Danté watches the tubes heating at the bunsen burner

custom made tanks arrive

our newest tank arrives

And of course just last week we had to empty our big tanks of tasty vintage 2014, to make room for 2015.  Bottling day is always a major event, best suited to the stout of heart, legs and arms.  A long day made festive by a convivial lunch drinking the wine we were just putting up.

Genevieve & Henri, Bottling Day 2015

Genevieve & Henri, Bottling Day 2015

Bottling Day lunch, with a view of the Dordogne

Bottling Day lunch, with a view of the Dordogne

With less than 48 hours to go before our teams arrive, we’re still de-leafing the rows for the pickers so they can move quickly – we must get the grapes into the press during the cool of morning to prevent oxidation.  And I need to prepare beds and some hearty meals for these dear volunteers.  Would be nice to clone myself…
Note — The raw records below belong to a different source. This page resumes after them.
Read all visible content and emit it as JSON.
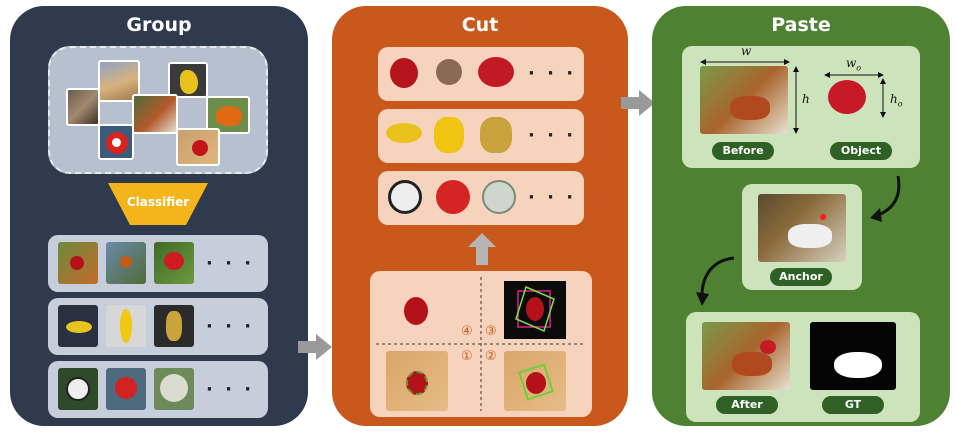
{
  "panels": {
    "group": {
      "title": "Group",
      "classifier_label": "Classifier",
      "ellipsis": "· · ·"
    },
    "cut": {
      "title": "Cut",
      "ellipsis": "· · ·",
      "steps": {
        "one": "①",
        "two": "②",
        "three": "③",
        "four": "④"
      }
    },
    "paste": {
      "title": "Paste",
      "labels": {
        "before": "Before",
        "object": "Object",
        "anchor": "Anchor",
        "after": "After",
        "gt": "GT"
      },
      "dims": {
        "w": "w",
        "h": "h",
        "wo_base": "w",
        "wo_sub": "o",
        "ho_base": "h",
        "ho_sub": "o"
      }
    }
  },
  "colors": {
    "group_bg": "#2f3a4c",
    "cut_bg": "#c9581c",
    "paste_bg": "#4e8232",
    "group_card": "#c7cedb",
    "cut_card": "#f6d3bc",
    "paste_card": "#cde3bb",
    "classifier": "#f3b51b",
    "arrow_gray": "#9a9a9a"
  }
}
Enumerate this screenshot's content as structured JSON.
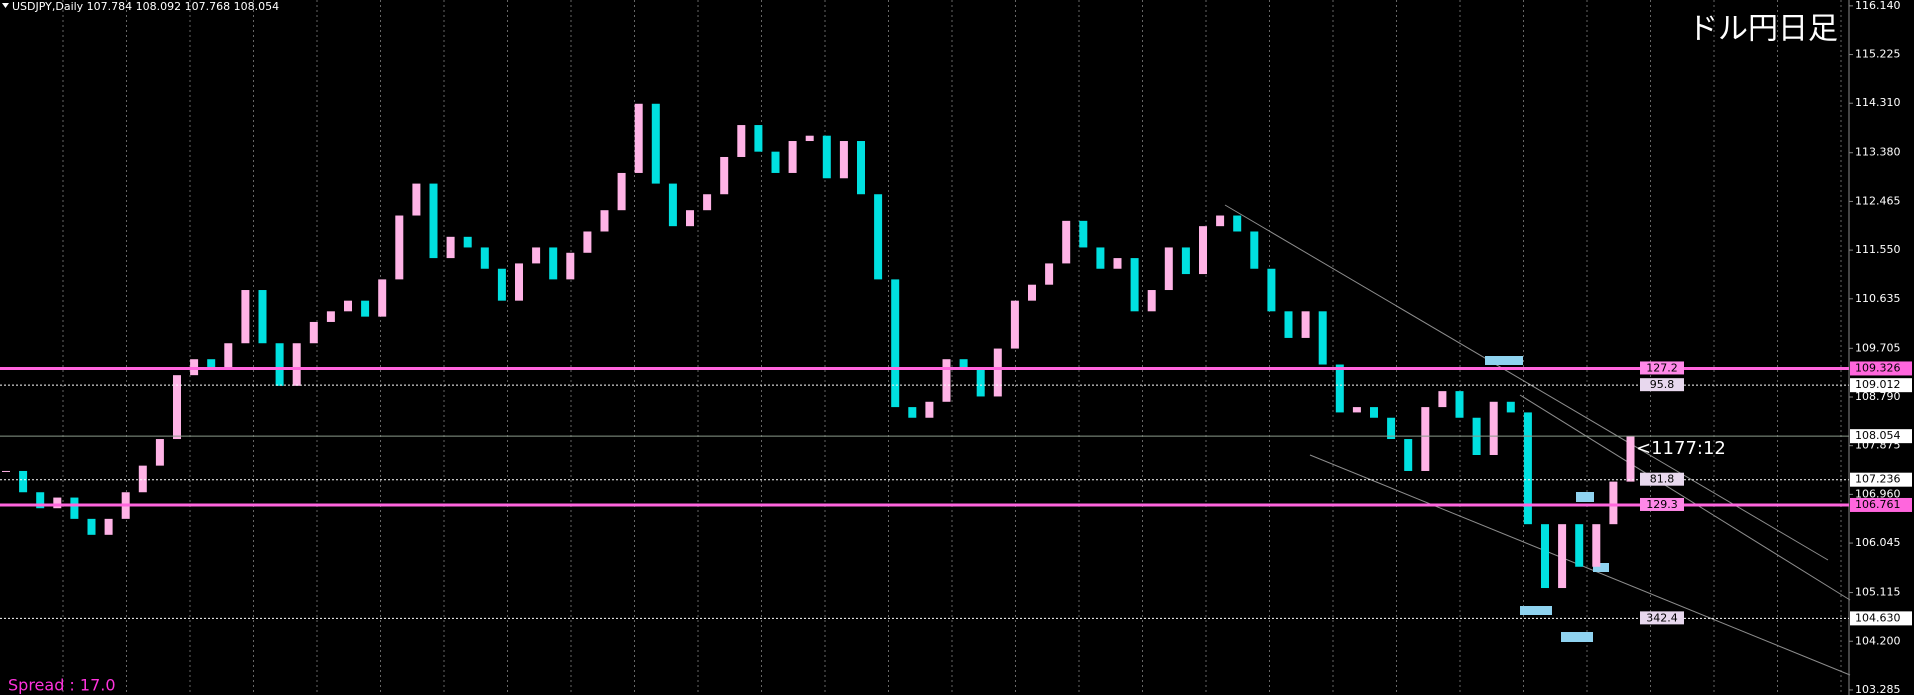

But back to the vineyard now. My reward will be a detour through the orchard where the ripe comice pears are dropping on to the soft grass. Something warm, sweet and juicy to bite into on my return.

warm pears just picked near the vineyard

warm pears just picked near the vineyard

Not like baby Eveleen who found the sour grapillons we were cutting away!

baby Eveleen in the vineyard, discovers the discarded, sour grapes!

baby Eveleen in the vineyard, discovers the discarded, sour grapes!